A series of tragic gun-related deaths has ignited the long-running debate about gun control in America.
Calls for greater gun control have resulted in 23 executive actions from President Barack Obama that require background checks prior to gun sales, more security in schools, greater access to mental health treatment and a ban on military-grade assault weapons. More locally, Gov. Andrew Cuomo signed new legislation to further restrict gun sales in New York state.
While lawmakers must work to reduce gun violence, reactionary measures are not the answer. When Vice President Joe Biden introduced changes to gun control legislation earlier this month, he used the families of murdered children as political capital to help push the legislation forward. Any challenge to constitutional rights, deserved or otherwise, must be given complete and levelheaded consideration.
The Second Amendment must be modernized, and banning military-grade assault weapons is a step in the right direction. However, legislators must pass laws that are well thought out and researched rather than seeking quick fixes supported by a general public that is still in mourning and fearful of future acts of violence.
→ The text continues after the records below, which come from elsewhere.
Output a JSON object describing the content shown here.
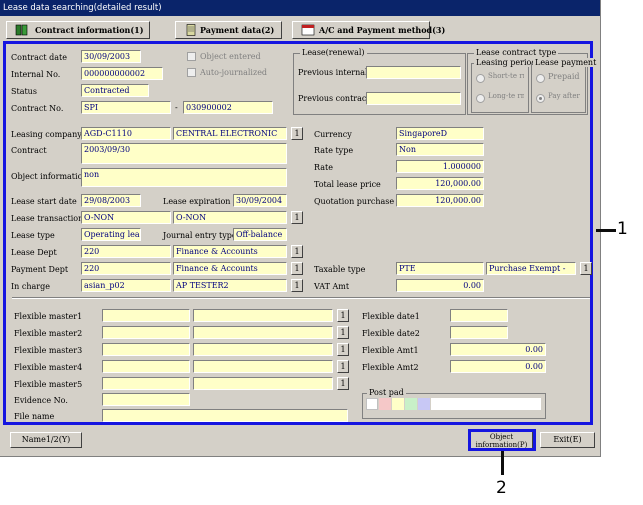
{
  "window": {
    "title": "Lease data searching(detailed result)"
  },
  "tabs": [
    {
      "label": "Contract information(1)"
    },
    {
      "label": "Payment data(2)"
    },
    {
      "label": "A/C and Payment method(3)"
    }
  ],
  "contract": {
    "contract_date_label": "Contract date",
    "contract_date": "30/09/2003",
    "internal_no_label": "Internal No.",
    "internal_no": "000000000002",
    "status_label": "Status",
    "status": "Contracted",
    "contract_no_label": "Contract No.",
    "contract_no_1": "SPI",
    "contract_no_dash": "-",
    "contract_no_2": "030900002",
    "object_entered_label": "Object entered",
    "auto_journalized_label": "Auto-journalized"
  },
  "renewal": {
    "group_label": "Lease(renewal)",
    "previous_internal_label": "Previous internal",
    "previous_internal": "",
    "previous_contract_label": "Previous contract",
    "previous_contract": ""
  },
  "contract_type": {
    "group_label": "Lease contract type",
    "leasing_period_label": "Leasing period",
    "short_term_label": "Short-te rm",
    "long_term_label": "Long-te rm",
    "lease_payment_label": "Lease payment",
    "prepaid_label": "Prepaid",
    "pay_after_label": "Pay after"
  },
  "details": {
    "leasing_company_label": "Leasing company",
    "leasing_company_code": "AGD-C1110",
    "leasing_company_name": "CENTRAL ELECTRONIC",
    "contract_label": "Contract",
    "contract_value": "2003/09/30",
    "object_information_label": "Object information",
    "object_information": "non",
    "lease_start_label": "Lease start date",
    "lease_start": "29/08/2003",
    "lease_expiration_label": "Lease expiration",
    "lease_expiration": "30/09/2004",
    "lease_transaction_label": "Lease transaction",
    "lease_transaction_code": "O-NON",
    "lease_transaction_name": "O-NON",
    "lease_type_label": "Lease type",
    "lease_type": "Operating lease",
    "journal_entry_type_label": "Journal entry type",
    "journal_entry_type": "Off-balance",
    "lease_dept_label": "Lease Dept",
    "lease_dept_code": "220",
    "lease_dept_name": "Finance & Accounts",
    "payment_dept_label": "Payment Dept",
    "payment_dept_code": "220",
    "payment_dept_name": "Finance & Accounts",
    "in_charge_label": "In charge",
    "in_charge_code": "asian_p02",
    "in_charge_name": "AP TESTER2",
    "currency_label": "Currency",
    "currency": "SingaporeD",
    "rate_type_label": "Rate type",
    "rate_type": "Non",
    "rate_label": "Rate",
    "rate": "1.000000",
    "total_lease_price_label": "Total lease price",
    "total_lease_price": "120,000.00",
    "quotation_purchase_label": "Quotation purchase",
    "quotation_purchase": "120,000.00",
    "taxable_type_label": "Taxable type",
    "taxable_type_code": "PTE",
    "taxable_type_name": "Purchase Exempt -",
    "vat_amt_label": "VAT Amt",
    "vat_amt": "0.00",
    "lookup_label": "1"
  },
  "flexible": {
    "master1_label": "Flexible master1",
    "master2_label": "Flexible master2",
    "master3_label": "Flexible master3",
    "master4_label": "Flexible master4",
    "master5_label": "Flexible master5",
    "evidence_label": "Evidence No.",
    "file_name_label": "File name",
    "date1_label": "Flexible date1",
    "date2_label": "Flexible date2",
    "amt1_label": "Flexible Amt1",
    "amt1": "0.00",
    "amt2_label": "Flexible Amt2",
    "amt2": "0.00",
    "post_pad_label": "Post pad"
  },
  "footer": {
    "name_button": "Name1/2(Y)",
    "object_info_button": "Object information(P)",
    "exit_button": "Exit(E)"
  },
  "callouts": {
    "main": "1",
    "object_button": "2"
  },
  "colors": {
    "field_bg": "#ffffc8",
    "highlight": "#1515e0",
    "titlebar": "#0a246a"
  }
}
New York state’s new gun restrictions have been criticized by state sheriffs who argue some regulations will be difficult to enforce, limitations to arms sales are unclear and all the stakeholders in the issue were not brought to the table when the legislation was being created.
America can’t solve its gun violence problems in one legislative shot. Guns in America must be a constant topic of discussion. Decisions that involve all major players and focus on changing both gun laws and American gun culture are critical to creating legislation that will yield lasting improvements.